What’s next? A decision is likely before or during the summer of 2020.
The States of California, et al. v. The State of Texas - ACA individual mandate
5th Circuit decision. The 5th Circuit, in a 2-1 opinion, upheld the Texas federal district court’s ruling that the individual mandate in the ACA was unconstitutional. As it is widely known, the ACA individual mandate provision gives individuals a healthcare choice – either purchasing health insurance or paying to the IRS what is called in the law a "shared responsibility payment," but Congress reduced the "shared responsibility payment" to zero without repealing the ACA. In its decision, the 5th Circuit found the issue of severability from the ACA difficult. The court said that the lower court failed to carry out "the inherently difficult task of severability analysis in the specific context of this case." The Court remanded the case to the district court for a more detailed analysis of whether the individual mandate was severable from the ACA without declaring the entire law invalid (See ACA individual mandate unconstitutional; remanded for further study of severability, December 19, 2019).
Questions before the High Court. On January 3, 2020, a petition for writ of certiorari was filed with the U.S. Supreme Court. On the same day, a motion to expedite consideration of the petition for a writ of certiorari filed. On March 2, 2020, the petition was granted by the U.S. Supreme Court.

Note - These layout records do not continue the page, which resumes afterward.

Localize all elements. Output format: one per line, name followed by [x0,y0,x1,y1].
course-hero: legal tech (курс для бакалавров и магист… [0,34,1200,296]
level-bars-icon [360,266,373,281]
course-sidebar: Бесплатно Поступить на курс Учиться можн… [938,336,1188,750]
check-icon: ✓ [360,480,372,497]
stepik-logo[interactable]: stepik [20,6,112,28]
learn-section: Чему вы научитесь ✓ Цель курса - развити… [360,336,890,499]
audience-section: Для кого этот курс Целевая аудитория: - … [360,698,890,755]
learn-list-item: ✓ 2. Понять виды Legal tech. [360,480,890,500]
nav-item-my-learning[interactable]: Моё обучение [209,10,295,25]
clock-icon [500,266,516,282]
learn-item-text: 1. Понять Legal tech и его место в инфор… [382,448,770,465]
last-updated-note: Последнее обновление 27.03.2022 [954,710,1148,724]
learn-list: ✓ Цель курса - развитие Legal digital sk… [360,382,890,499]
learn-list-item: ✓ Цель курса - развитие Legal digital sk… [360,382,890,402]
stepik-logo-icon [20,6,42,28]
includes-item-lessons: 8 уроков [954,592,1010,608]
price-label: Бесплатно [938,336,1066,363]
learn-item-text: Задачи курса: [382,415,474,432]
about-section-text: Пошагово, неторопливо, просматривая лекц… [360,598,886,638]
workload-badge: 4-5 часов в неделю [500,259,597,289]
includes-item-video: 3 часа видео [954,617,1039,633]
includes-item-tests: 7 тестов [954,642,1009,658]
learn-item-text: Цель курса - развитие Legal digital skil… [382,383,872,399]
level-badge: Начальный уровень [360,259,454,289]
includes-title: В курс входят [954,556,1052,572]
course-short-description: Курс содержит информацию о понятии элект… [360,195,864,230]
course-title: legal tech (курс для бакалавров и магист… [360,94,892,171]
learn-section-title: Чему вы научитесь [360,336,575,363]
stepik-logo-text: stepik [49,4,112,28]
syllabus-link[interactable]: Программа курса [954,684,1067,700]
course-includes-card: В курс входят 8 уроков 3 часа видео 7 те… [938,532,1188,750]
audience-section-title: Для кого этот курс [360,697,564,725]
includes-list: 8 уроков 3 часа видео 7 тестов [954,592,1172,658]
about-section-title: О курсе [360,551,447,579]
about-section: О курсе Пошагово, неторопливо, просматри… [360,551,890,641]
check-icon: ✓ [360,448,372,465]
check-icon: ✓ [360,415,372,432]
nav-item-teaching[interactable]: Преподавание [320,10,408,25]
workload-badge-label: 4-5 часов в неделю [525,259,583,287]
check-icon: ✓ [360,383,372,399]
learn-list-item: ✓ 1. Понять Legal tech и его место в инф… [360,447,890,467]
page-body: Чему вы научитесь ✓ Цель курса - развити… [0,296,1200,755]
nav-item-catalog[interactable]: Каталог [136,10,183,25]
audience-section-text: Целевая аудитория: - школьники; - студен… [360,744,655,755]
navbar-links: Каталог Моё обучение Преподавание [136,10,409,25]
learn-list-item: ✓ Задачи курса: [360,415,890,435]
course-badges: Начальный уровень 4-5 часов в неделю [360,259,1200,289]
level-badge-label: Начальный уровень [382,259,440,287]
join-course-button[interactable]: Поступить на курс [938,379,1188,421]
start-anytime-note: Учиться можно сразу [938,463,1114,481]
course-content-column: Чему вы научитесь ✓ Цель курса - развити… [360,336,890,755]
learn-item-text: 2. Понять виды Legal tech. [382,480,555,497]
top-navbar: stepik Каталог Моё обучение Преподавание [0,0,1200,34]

The questions presented are:
- Whether the individual and state plaintiffs in this case have established Article III standing to challenge the minimum coverage provision in Section 5000A(a) (of the ACA).
- Whether reducing the amount specified in Section 5000A(c) to zero rendered the minimum coverage provision unconstitutional.
- If so, whether the minimum coverage provision is severable from the rest of the ACA.
Reaction. Texas Attorney General Ken Paxton said, ""The federal government cannot order private citizens to purchase subpar insurance that they don’t want, and I look forward to finally settling the matter before the U.S. Supreme Court." However, Cynthia Cox, director for the Program on the Affordable Care Act at the Kaiser Family Foundation, warned of problems when she reportedly told Yahoo Finance, "There could be essentially total chaos…There’s no replacement plan…the immediate effect would be that literally tens of millions of people could lose coverage..."
What’s next? A decision is expected in the spring or summer of 2021.
Conclusion. With all four cases still in process, predictions can be made, especially with regard to the ACA. We know that the ACA will still be with us in 2020, but its fate in 2021 remains unknown. Most argue that the ACA will go on, in some form, while others predict its end. The ACA case on conscience-based objections to the ACA mandate on contraception, coming in 2020, may give some hints about how the court will decide the larger ACA individual mandate case. On April 29, the justices will pose their questions, and perhaps show their hands.